Here is a sermon I preached some time ago on the subject of Sabbath observance from Mark 2:23-28. Enjoy!
“A few years ago a friend telephoned me with an urgent request” writes Philip Ryken. “‘Phil’, he said, ‘I’m calling to ask a favor. I need the most precious thing you have’.” (Philip Ryken, Written in Stone, pp 101) What do you think he was asking for? The most precious thing he had? It was some of his time of course. Time is a precious commodity. We have to prioritize what we can and can’t do with our time. In fact, I’m sure you’ll agree that the way we use the limited time resources available to us says a great deal about the true priorities about our lives. How we invest our time unmasks what is really dear to us. It is a sad and alarming mark of the contemporary church’s true spiritual condition, therefore, to observe that Sunday has been reduced to the Lord’s hour instead of the Lord’s Day.

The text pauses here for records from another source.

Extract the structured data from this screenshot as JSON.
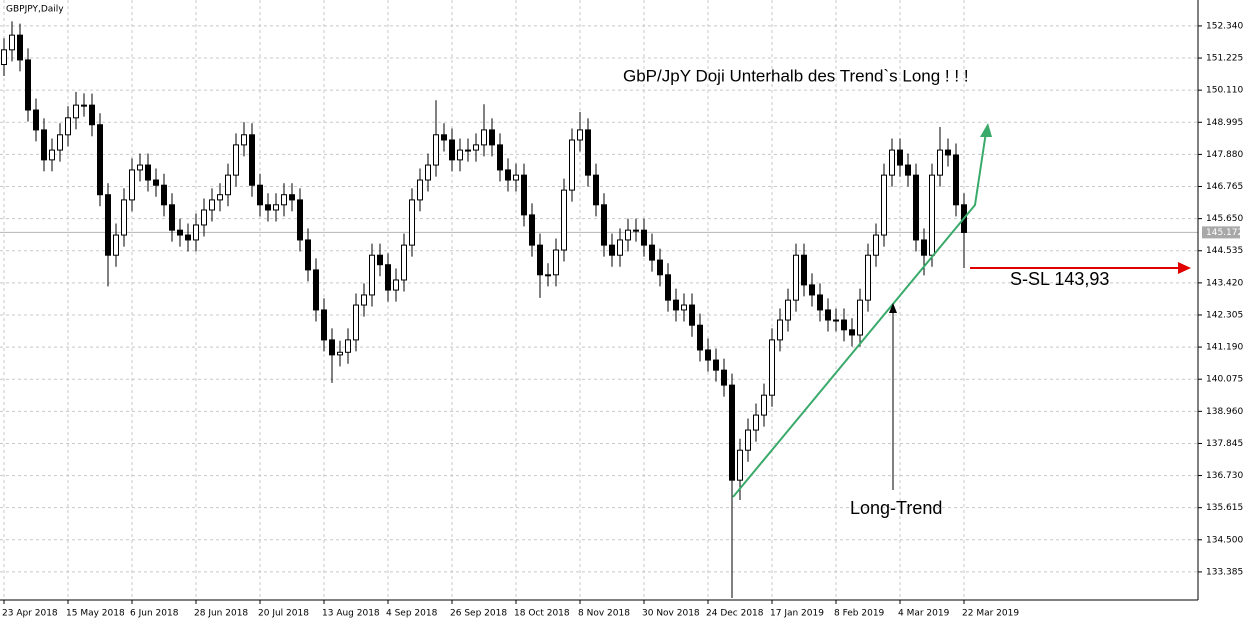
{
  "chart_data": {
    "type": "candlestick",
    "symbol": "GBPJPY,Daily",
    "title": "GbP/JpY Doji Unterhalb des Trend`s  Long ! ! !",
    "annotations": [
      "S-SL 143,93",
      "Long-Trend"
    ],
    "last_price": 145.172,
    "ylim": [
      132.41,
      153.24
    ],
    "yticks": [
      {
        "value": 152.34,
        "label": "152.340"
      },
      {
        "value": 151.225,
        "label": "151.225"
      },
      {
        "value": 150.11,
        "label": "150.110"
      },
      {
        "value": 148.995,
        "label": "148.995"
      },
      {
        "value": 147.88,
        "label": "147.880"
      },
      {
        "value": 146.765,
        "label": "146.765"
      },
      {
        "value": 145.65,
        "label": "145.650"
      },
      {
        "value": 144.535,
        "label": "144.535"
      },
      {
        "value": 143.42,
        "label": "143.420"
      },
      {
        "value": 142.305,
        "label": "142.305"
      },
      {
        "value": 141.19,
        "label": "141.190"
      },
      {
        "value": 140.075,
        "label": "140.075"
      },
      {
        "value": 138.96,
        "label": "138.960"
      },
      {
        "value": 137.845,
        "label": "137.845"
      },
      {
        "value": 136.73,
        "label": "136.730"
      },
      {
        "value": 135.615,
        "label": "135.615"
      },
      {
        "value": 134.5,
        "label": "134.500"
      },
      {
        "value": 133.385,
        "label": "133.385"
      }
    ],
    "xticks": [
      {
        "value": 0,
        "label": "23 Apr 2018"
      },
      {
        "value": 8,
        "label": "15 May 2018"
      },
      {
        "value": 16,
        "label": "6 Jun 2018"
      },
      {
        "value": 24,
        "label": "28 Jun 2018"
      },
      {
        "value": 32,
        "label": "20 Jul 2018"
      },
      {
        "value": 40,
        "label": "13 Aug 2018"
      },
      {
        "value": 48,
        "label": "4 Sep 2018"
      },
      {
        "value": 56,
        "label": "26 Sep 2018"
      },
      {
        "value": 64,
        "label": "18 Oct 2018"
      },
      {
        "value": 72,
        "label": "8 Nov 2018"
      },
      {
        "value": 80,
        "label": "30 Nov 2018"
      },
      {
        "value": 88,
        "label": "24 Dec 2018"
      },
      {
        "value": 96,
        "label": "17 Jan 2019"
      },
      {
        "value": 104,
        "label": "8 Feb 2019"
      },
      {
        "value": 112,
        "label": "4 Mar 2019"
      },
      {
        "value": 120,
        "label": "22 Mar 2019"
      }
    ],
    "grid": true,
    "colors": {
      "up": "#ffffff",
      "down": "#000000",
      "edge": "#000000"
    },
    "open": [
      151.0,
      151.51,
      152.02,
      151.16,
      149.42,
      148.73,
      147.69,
      148.03,
      148.56,
      149.15,
      149.59,
      149.59,
      148.91,
      146.48,
      144.38,
      145.08,
      146.3,
      147.34,
      147.51,
      146.99,
      146.81,
      146.13,
      145.25,
      145.08,
      144.91,
      145.43,
      145.95,
      146.3,
      146.48,
      147.16,
      148.21,
      148.56,
      146.81,
      146.13,
      145.95,
      146.13,
      146.48,
      146.3,
      144.91,
      143.87,
      142.48,
      141.44,
      140.92,
      141.01,
      141.44,
      142.65,
      143.0,
      144.38,
      144.05,
      143.17,
      143.52,
      144.73,
      146.3,
      146.99,
      147.51,
      148.56,
      148.38,
      147.69,
      148.03,
      148.03,
      148.21,
      148.73,
      148.21,
      147.34,
      146.99,
      147.16,
      145.78,
      144.73,
      143.7,
      143.7,
      144.56,
      146.64,
      148.38,
      148.73,
      147.16,
      146.13,
      144.73,
      144.38,
      144.91,
      145.25,
      145.25,
      144.73,
      144.21,
      143.7,
      142.82,
      142.48,
      142.65,
      141.95,
      141.09,
      140.74,
      140.39,
      139.87,
      136.57,
      137.61,
      138.31,
      138.83,
      139.52,
      141.44,
      142.13,
      142.82,
      144.38,
      143.35,
      143.0,
      142.48,
      142.13,
      142.13,
      141.79,
      141.61,
      142.82,
      144.38,
      145.08,
      147.16,
      148.03,
      147.51,
      147.16,
      144.91,
      144.38,
      147.16,
      148.03,
      147.86,
      146.13
    ],
    "high": [
      151.91,
      152.5,
      152.42,
      151.56,
      149.82,
      149.13,
      148.43,
      148.96,
      149.55,
      150.05,
      150.0,
      149.99,
      149.31,
      146.88,
      145.48,
      146.7,
      147.74,
      147.91,
      147.91,
      147.39,
      147.21,
      146.53,
      145.65,
      145.48,
      145.83,
      146.35,
      146.7,
      146.88,
      147.56,
      148.61,
      149.0,
      148.96,
      147.21,
      146.53,
      146.53,
      146.88,
      146.88,
      146.7,
      145.31,
      144.27,
      142.88,
      141.84,
      141.41,
      141.84,
      143.05,
      143.4,
      144.78,
      144.78,
      144.45,
      143.92,
      145.13,
      146.7,
      147.39,
      147.91,
      149.76,
      148.96,
      148.78,
      148.43,
      148.43,
      148.61,
      149.62,
      149.13,
      148.61,
      147.74,
      147.56,
      147.56,
      146.18,
      145.13,
      144.1,
      144.96,
      147.04,
      148.78,
      149.35,
      149.13,
      147.56,
      146.53,
      145.13,
      145.31,
      145.65,
      145.65,
      145.65,
      145.13,
      144.61,
      144.1,
      143.22,
      143.05,
      143.05,
      142.35,
      141.49,
      141.14,
      140.79,
      140.27,
      138.01,
      138.71,
      139.23,
      139.92,
      141.84,
      142.53,
      143.22,
      144.78,
      144.78,
      143.75,
      143.4,
      142.88,
      142.53,
      142.53,
      142.19,
      143.22,
      144.78,
      145.48,
      147.56,
      148.43,
      148.43,
      147.91,
      147.56,
      145.31,
      147.56,
      148.83,
      148.43,
      148.26,
      146.53
    ],
    "low": [
      150.6,
      151.11,
      150.76,
      149.02,
      148.33,
      147.29,
      147.29,
      147.63,
      148.16,
      148.75,
      149.19,
      148.51,
      146.08,
      143.3,
      143.98,
      144.68,
      145.9,
      146.94,
      146.59,
      146.41,
      145.73,
      144.85,
      144.68,
      144.51,
      144.51,
      145.03,
      145.55,
      145.9,
      146.08,
      146.76,
      147.81,
      146.41,
      145.73,
      145.55,
      145.55,
      145.73,
      145.9,
      144.51,
      143.47,
      142.08,
      141.04,
      139.95,
      140.52,
      140.61,
      141.04,
      142.25,
      142.6,
      143.65,
      142.77,
      142.77,
      143.12,
      144.33,
      145.9,
      146.59,
      147.11,
      147.98,
      147.29,
      147.29,
      147.63,
      147.63,
      147.81,
      147.81,
      146.94,
      146.59,
      146.59,
      145.38,
      144.33,
      142.9,
      143.3,
      143.3,
      144.16,
      146.24,
      147.98,
      146.76,
      145.73,
      144.33,
      143.98,
      143.98,
      144.51,
      144.85,
      144.33,
      143.81,
      143.3,
      142.42,
      142.08,
      142.08,
      141.55,
      140.69,
      140.34,
      139.99,
      139.47,
      132.48,
      135.88,
      137.21,
      137.91,
      138.43,
      139.12,
      141.04,
      141.73,
      142.42,
      142.95,
      142.6,
      142.08,
      141.73,
      141.73,
      141.39,
      141.21,
      141.21,
      142.42,
      143.98,
      144.68,
      146.76,
      147.11,
      146.76,
      144.51,
      143.68,
      143.98,
      146.76,
      147.46,
      145.73,
      143.93
    ],
    "close": [
      151.51,
      152.02,
      151.16,
      149.42,
      148.73,
      147.69,
      148.03,
      148.56,
      149.15,
      149.59,
      149.59,
      148.91,
      146.48,
      144.38,
      145.08,
      146.3,
      147.34,
      147.51,
      146.99,
      146.81,
      146.13,
      145.25,
      145.08,
      144.91,
      145.43,
      145.95,
      146.3,
      146.48,
      147.16,
      148.21,
      148.56,
      146.81,
      146.13,
      145.95,
      146.13,
      146.48,
      146.3,
      144.91,
      143.87,
      142.48,
      141.44,
      140.92,
      141.01,
      141.44,
      142.65,
      143.0,
      144.38,
      144.05,
      143.17,
      143.52,
      144.73,
      146.3,
      146.99,
      147.51,
      148.56,
      148.38,
      147.69,
      148.03,
      148.03,
      148.21,
      148.73,
      148.21,
      147.34,
      146.99,
      147.16,
      145.78,
      144.73,
      143.7,
      143.7,
      144.56,
      146.64,
      148.38,
      148.73,
      147.16,
      146.13,
      144.73,
      144.38,
      144.91,
      145.25,
      145.25,
      144.73,
      144.21,
      143.7,
      142.82,
      142.48,
      142.65,
      141.95,
      141.09,
      140.74,
      140.39,
      139.87,
      136.57,
      137.61,
      138.31,
      138.83,
      139.52,
      141.44,
      142.13,
      142.82,
      144.38,
      143.35,
      143.0,
      142.48,
      142.13,
      142.13,
      141.79,
      141.61,
      142.82,
      144.38,
      145.08,
      147.16,
      148.03,
      147.51,
      147.16,
      144.91,
      144.38,
      147.16,
      148.03,
      147.86,
      146.13,
      145.17
    ]
  }
}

Now there are those who resist the idea that one day in seven is to be set apart wholly to God, for the spiritual benefits of our souls. It is too hefty a tax on my time, we tell ourselves. Sunday is ‘me-time’, and you’ll be restricting my enjoyment of ‘me-time’ if you call me to set the day apart for ‘God’. It is enough for me to turn up at church, surely? By mid-day I feel I have paid my religious dues. And after that my time is mine, to be spent in whatever way I prefer, and God had best keep his hands off.